FF outline plans to help small firms

Banks bailed out by the taxpayer are duty bound to free up credit for small businesses, Fianna Fáil has claimed.
Party leader Micheál Martin insisted lenders failing to work with firms should be pursued.
As the election campaign entered its penultimate week, Fianna Fáil set out its proposals to boost small firms, promising it would appoint a junior minister for small business.
Mr Martin said: “Fianna Fáil’s position is simple. If the banks are not working for small business, then it is the responsibility and obligation of the political system to make sure that they do.
“The banks need to be under no illusion that given the support that they have received from the taxpayers of this country, that they have a duty to stand with the community, to show good faith and give credit to businesses that are the lifeblood of job creation in our nation.”
Mr Martin said in government Fianna Fáil secured a commitment from the banks to give at least €12bn in credit over 2010 and 2011.
But John McGuinness, the party’s spokesman on small business, said banks are increasing interest rates on firms and said more needs to be done to ensure credit flows.

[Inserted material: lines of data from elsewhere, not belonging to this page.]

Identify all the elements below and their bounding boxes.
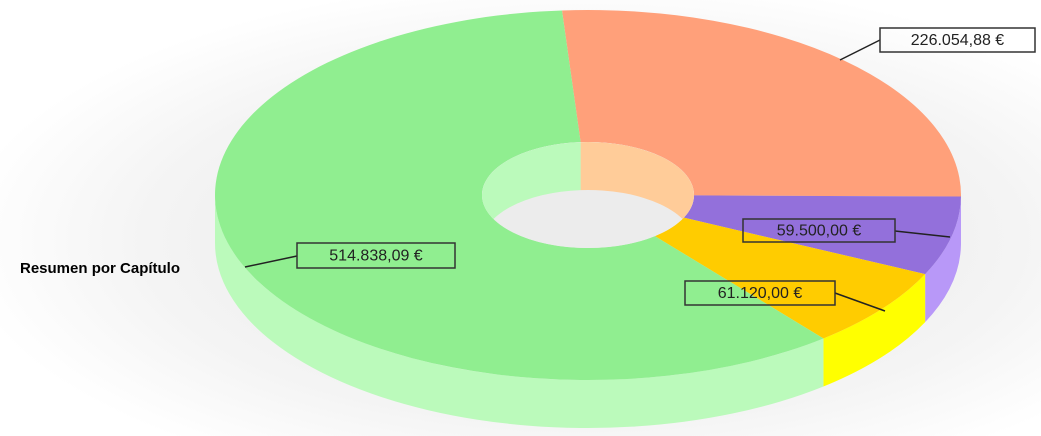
slice xyxy=(561,9,962,197)
series-title: Resumen por Capítulo xyxy=(20,260,180,277)
leader-line xyxy=(894,230,951,238)
slice-inner-side xyxy=(580,142,694,243)
leader-line xyxy=(839,39,881,61)
data-label: 59.500,00 € xyxy=(777,223,862,240)
walls xyxy=(215,195,962,429)
label-box xyxy=(742,218,896,243)
slice xyxy=(654,217,926,339)
slice-side xyxy=(215,195,824,429)
label-box xyxy=(879,27,1036,53)
data-label: 61.120,00 € xyxy=(718,285,803,302)
slice-side xyxy=(823,274,926,387)
slice-side xyxy=(925,196,961,323)
inner-walls xyxy=(482,142,694,243)
slice xyxy=(683,195,961,275)
leader-line xyxy=(244,255,298,268)
data-label: 226.054,88 € xyxy=(911,32,1005,49)
data-label: 514.838,09 € xyxy=(329,248,423,265)
slice xyxy=(215,10,824,380)
leader-line xyxy=(834,292,886,312)
slices xyxy=(215,9,962,380)
label-box xyxy=(296,242,456,269)
labels: 226.054,88 € 59.500,00 € 61.120,00 € 514.83… xyxy=(20,27,1036,312)
slice-inner-side xyxy=(482,142,581,243)
label-box xyxy=(684,280,836,306)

Fianna Fáil’s key policy planks to boost small business include:
- Abiding by the Budget 2011 plan to extend the three-year corporation tax exemption to start-up companies, and to change it to ensure relief is linked to the amount of employers PRSI paid by the company.
- Appoint a Minister of State for Small Businesses.
- Reducing local authority rates to protect jobs. Rate cuts would be financed by finding savings in councils.
- Transforming the Business Expansion Scheme to the Employment and Investment Incentive, revealed in the Four Year Plan. The limit raised by companies under the programme would be raised from €2m to €10m, and from €1.5m to €2.5m in a year.
- Cut the amount of red tape and paperwork small firms have to deal with.
Mr Martin said Fianna Fáil was the only political party offering concrete plans to boost employment, claiming small businesses supported 700,000 jobs.
Fine Gael branded Mr Martin’s pledge to support small businesses a joke, sayng that more than 3,000 companies had gone bust since 2009.
Enterprise spokesman Richard Bruton said: “Fianna Fáil has destroyed the economy, shut small businesses out of the closed-circle Partnership process, and more than doubled the number of people out of work.
“So it’s ludicrous for Micheal Martin to suddenly decide that small businesses deserve ’a special emphasis’.
“Why didn’t Micheál Martin do more for SMEs when he was minister for enterprise?
“Instead, Ireland’s small businesses have endured 14 years of rising business costs, growing reams of red tape, and a Government which simply wouldn’t listen to their needs.”